Troisième nouvelle dans cette suite du début des années quatre-vingt, « Le Vol de la ville » a un sens satirique évident, même s’il désigne l’enlèvement dans l’espace de toute la ville de Moréal par les Maïaniens, des extraterrestres ! Le protagoniste est le jeune Jiouib, descendant de Maïaniens, d’humains et de mutants, à qui sa mère raconte l’histoire pleine de verve et d’allusions du vol de Moréal. Le destin douloureux de Jiouib se superpose sans grincements à l’aventure d’un stade. Un classique mineur, tant que la légende de Drapeau vivra.
Par contre, dans « Il pleut des astronefs », les gags versent dans la facilité, dès la scène initiale avec un pope orthodoxe qui prêche en latin, qui porte un patronyme russe féminin et qui est surnommé Porc Frit. Le reste de la nouvelle, qui ne rate pas une occasion de prendre le contre-pied systématique des pratiques scientifiques, accumule les pitreries et s’achève en queue de poisson. Il y avait pourtant une intention écologique. On sourira la première fois, mais gare à la seconde.
Les choses ne s’améliorent qu’un peu dans « Le Mémoribond et le neurobot ». La nouvelle ne manque pas de mérite, mais ce sont les deux premières pages qui rachètent le reste car le texte est déséquilibré par l’importance accordée au jargon et aux explications scientifiques. Le thème de l’oubli et de la redite est ressassé plus qu’il ne le faut, et les explications ne font que reprendre en détail des articles de vulgarisation sur la maladie d’Alzheimer que les lecteurs avertis auront déjà lus… April manie avec aisance et même originalité les vocables scientifiques, mais il en fait trop et méconnaît ses idées les plus fortes.
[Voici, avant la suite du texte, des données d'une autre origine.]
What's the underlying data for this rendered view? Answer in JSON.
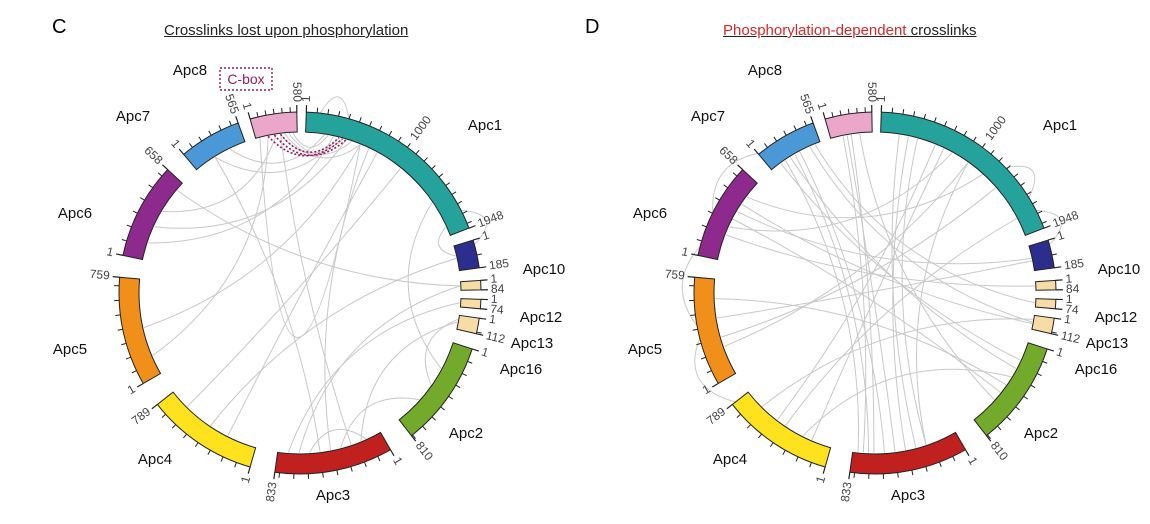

Le recueil s’achève avec l’excellente nouvelle « Coma 123, automatexte » qui pétille d’un humour plus subtil et témoigne d’un équilibre plus assuré. Les mises en abyme se succèdent. Dans un futur indéterminé, l’écrivain Yan Malter découvre qu’il est une création de l’écrivain Jean-Pierre April. Aurait-il enfin renoué contact avec la réalité ? April joue en virtuose sur les vertiges narratifs…
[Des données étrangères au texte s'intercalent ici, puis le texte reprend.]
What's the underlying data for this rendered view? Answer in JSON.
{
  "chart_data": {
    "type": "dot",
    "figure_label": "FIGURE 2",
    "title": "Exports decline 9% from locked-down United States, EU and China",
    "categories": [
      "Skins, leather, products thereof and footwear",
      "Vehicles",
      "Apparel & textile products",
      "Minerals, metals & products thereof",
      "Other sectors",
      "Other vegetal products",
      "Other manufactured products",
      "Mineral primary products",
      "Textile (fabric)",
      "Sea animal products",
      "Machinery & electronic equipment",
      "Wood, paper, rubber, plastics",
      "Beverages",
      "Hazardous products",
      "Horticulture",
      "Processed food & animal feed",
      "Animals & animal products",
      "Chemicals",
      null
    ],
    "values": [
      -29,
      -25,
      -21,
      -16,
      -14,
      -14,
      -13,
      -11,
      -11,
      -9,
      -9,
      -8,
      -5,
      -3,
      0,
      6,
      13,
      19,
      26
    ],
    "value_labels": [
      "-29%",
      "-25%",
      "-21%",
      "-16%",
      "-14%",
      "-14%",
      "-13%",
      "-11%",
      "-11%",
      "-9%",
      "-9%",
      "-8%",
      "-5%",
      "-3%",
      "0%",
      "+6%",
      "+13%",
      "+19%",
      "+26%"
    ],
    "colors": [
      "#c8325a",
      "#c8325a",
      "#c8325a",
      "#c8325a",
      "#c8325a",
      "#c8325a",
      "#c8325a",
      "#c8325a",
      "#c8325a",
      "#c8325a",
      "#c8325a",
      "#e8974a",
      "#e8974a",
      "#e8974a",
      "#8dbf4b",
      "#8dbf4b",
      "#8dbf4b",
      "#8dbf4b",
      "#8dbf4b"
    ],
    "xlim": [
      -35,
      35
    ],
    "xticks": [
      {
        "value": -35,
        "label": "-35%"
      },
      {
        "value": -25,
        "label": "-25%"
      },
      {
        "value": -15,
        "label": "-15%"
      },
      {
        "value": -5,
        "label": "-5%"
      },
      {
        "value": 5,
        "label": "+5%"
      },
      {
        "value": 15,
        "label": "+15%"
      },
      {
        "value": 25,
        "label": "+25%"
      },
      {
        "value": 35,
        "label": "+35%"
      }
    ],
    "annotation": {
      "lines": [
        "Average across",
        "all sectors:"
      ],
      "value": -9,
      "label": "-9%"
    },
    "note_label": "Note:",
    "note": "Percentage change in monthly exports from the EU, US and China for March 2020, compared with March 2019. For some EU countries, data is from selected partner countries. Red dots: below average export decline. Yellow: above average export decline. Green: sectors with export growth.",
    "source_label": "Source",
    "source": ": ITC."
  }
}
Les textes rassemblés illustrent les œuvres les plus mûres d’April. Comme Daniel Sernine dans Boulevard des étoiles, April a effectué quelques changements mineurs pour restituer une certaine actualité à ses nouvelles ou introduire des allusions à Marie-Lune Morneau, héroïne de « La Musique du silence », nouvelle d’April et de Denis Côté. Chocs baroques rappelle avant tout l’étendue du talent d’April. SF écologique et politique, textes à chutes et farces rabelaisiennes, uchronies et satires déguisées, SF dure et SF expérimentale – il a tâté de tout et peu ont égalé sa variété. Même si toutes les nouvelles qui s’y trouvent ont déjà été publiées, et plutôt deux fois qu’une, c’est un recueil qu’il faut recommander.